Do you know those sounds that absolutely drive you crazy like rubbing a towel on carpet or scratching a chalkboard?  To me, this question, “where is everybody,” is the equivalent of that.  I cannot stand it when a youth worker, paid or volunteer, acts as if they are disappointed in attendance.  Sure you were expecting a few more, but why should the people who came feel bad for coming?

Showing that you are disappointed in attendance at a program or event communicates these three things:

1. Sure it’s nice that you are here, but it would be better if there were other people here too. It’s not good enough for just you guys to have come.

2. Well, I guess we can still sort of have fun with this small crowd. We’ll just make it work if we can.

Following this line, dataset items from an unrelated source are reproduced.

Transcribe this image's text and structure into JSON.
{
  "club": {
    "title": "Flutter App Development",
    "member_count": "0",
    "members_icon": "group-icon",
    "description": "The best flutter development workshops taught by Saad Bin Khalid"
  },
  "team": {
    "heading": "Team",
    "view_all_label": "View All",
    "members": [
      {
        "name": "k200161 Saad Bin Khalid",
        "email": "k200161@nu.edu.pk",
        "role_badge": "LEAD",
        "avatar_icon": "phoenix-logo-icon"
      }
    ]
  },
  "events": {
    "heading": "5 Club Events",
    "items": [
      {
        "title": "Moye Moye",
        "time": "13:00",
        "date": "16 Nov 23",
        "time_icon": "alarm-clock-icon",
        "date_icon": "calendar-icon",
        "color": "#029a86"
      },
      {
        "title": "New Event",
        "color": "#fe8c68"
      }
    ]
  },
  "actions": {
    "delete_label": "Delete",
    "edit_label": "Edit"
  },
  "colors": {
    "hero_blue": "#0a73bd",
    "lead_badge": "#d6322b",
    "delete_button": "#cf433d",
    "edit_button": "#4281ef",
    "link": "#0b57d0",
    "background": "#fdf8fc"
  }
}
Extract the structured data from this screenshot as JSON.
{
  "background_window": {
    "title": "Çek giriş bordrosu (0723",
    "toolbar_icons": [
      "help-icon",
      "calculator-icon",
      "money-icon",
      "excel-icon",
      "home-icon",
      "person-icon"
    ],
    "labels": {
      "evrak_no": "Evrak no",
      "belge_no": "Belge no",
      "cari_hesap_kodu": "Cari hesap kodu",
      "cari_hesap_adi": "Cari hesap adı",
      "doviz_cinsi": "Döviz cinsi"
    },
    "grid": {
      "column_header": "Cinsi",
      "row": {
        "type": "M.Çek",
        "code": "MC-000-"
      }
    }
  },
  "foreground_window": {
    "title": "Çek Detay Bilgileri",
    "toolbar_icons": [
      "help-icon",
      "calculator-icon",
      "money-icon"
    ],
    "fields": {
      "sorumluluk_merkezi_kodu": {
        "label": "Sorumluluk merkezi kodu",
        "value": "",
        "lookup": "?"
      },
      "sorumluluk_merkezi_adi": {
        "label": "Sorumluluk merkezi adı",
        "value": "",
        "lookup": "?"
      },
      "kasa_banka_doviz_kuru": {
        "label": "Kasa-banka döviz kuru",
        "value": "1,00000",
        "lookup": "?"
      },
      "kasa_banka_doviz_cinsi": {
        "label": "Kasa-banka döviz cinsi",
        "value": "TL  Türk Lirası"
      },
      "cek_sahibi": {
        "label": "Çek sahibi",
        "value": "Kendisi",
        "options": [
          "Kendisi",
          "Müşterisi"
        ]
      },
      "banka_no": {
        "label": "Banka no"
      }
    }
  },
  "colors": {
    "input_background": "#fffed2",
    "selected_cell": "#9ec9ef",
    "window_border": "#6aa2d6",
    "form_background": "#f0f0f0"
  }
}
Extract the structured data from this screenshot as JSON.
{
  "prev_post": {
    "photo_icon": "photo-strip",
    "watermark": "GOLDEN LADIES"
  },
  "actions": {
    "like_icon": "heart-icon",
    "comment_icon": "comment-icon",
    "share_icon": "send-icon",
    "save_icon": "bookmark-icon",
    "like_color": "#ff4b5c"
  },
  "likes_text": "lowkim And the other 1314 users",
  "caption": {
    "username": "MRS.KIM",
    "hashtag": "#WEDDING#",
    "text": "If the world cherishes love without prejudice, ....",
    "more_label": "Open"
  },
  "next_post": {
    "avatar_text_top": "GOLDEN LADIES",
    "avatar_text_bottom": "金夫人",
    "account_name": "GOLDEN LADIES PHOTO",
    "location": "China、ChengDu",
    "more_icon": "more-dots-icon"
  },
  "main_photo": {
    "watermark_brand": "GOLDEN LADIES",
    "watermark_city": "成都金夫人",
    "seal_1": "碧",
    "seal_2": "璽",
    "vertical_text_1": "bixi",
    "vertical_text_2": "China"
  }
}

3. The effort I put into this lesson/program/event is now going to be wasted on a group this small.

One of the biggest problems that arises when youth workers say stuff like this is that we kill morale.  Students have come to have a great experience and now they find out that this experience was dependent upon other kids coming too.

The other big problem with this way of thinking is that we as youth workers miss a huge opportunity to demonstrate how excited we are that anyone shows up to our stuff.  Instead of being excited that we can now have more one on one interaction, we lament the fact that we will have to manufacture more energy for our activities to work.

I get that having a smaller crowd than expected can be discouraging and can force us to change plans.  Last year we had almost 40 students sign up for a weekend event, one that required more than three months of planning.  In the end only 18 students actually attended the event.  I of course declared that my last day in youth ministry forever in the whole universe.  Eventually I calmed down and realized that we now had an opportunity to really invest in a group of kids in a way that would not have been possible with 40.  Did it mean making a few changes to the schedule and events? Sure.  Did it mean that I was a failure or that my career was over? Nope.

Rather than focus on what is totally out of your control, i.e. attendance, it is much better to focus on leaving each event knowing that you made a real impact and that you helped a student have a better relationship with God.  I have found great solace in planning events where we can have an effective event even if five or six kids show up.  And when the numbers are small, I never want to act like it’s not good enough.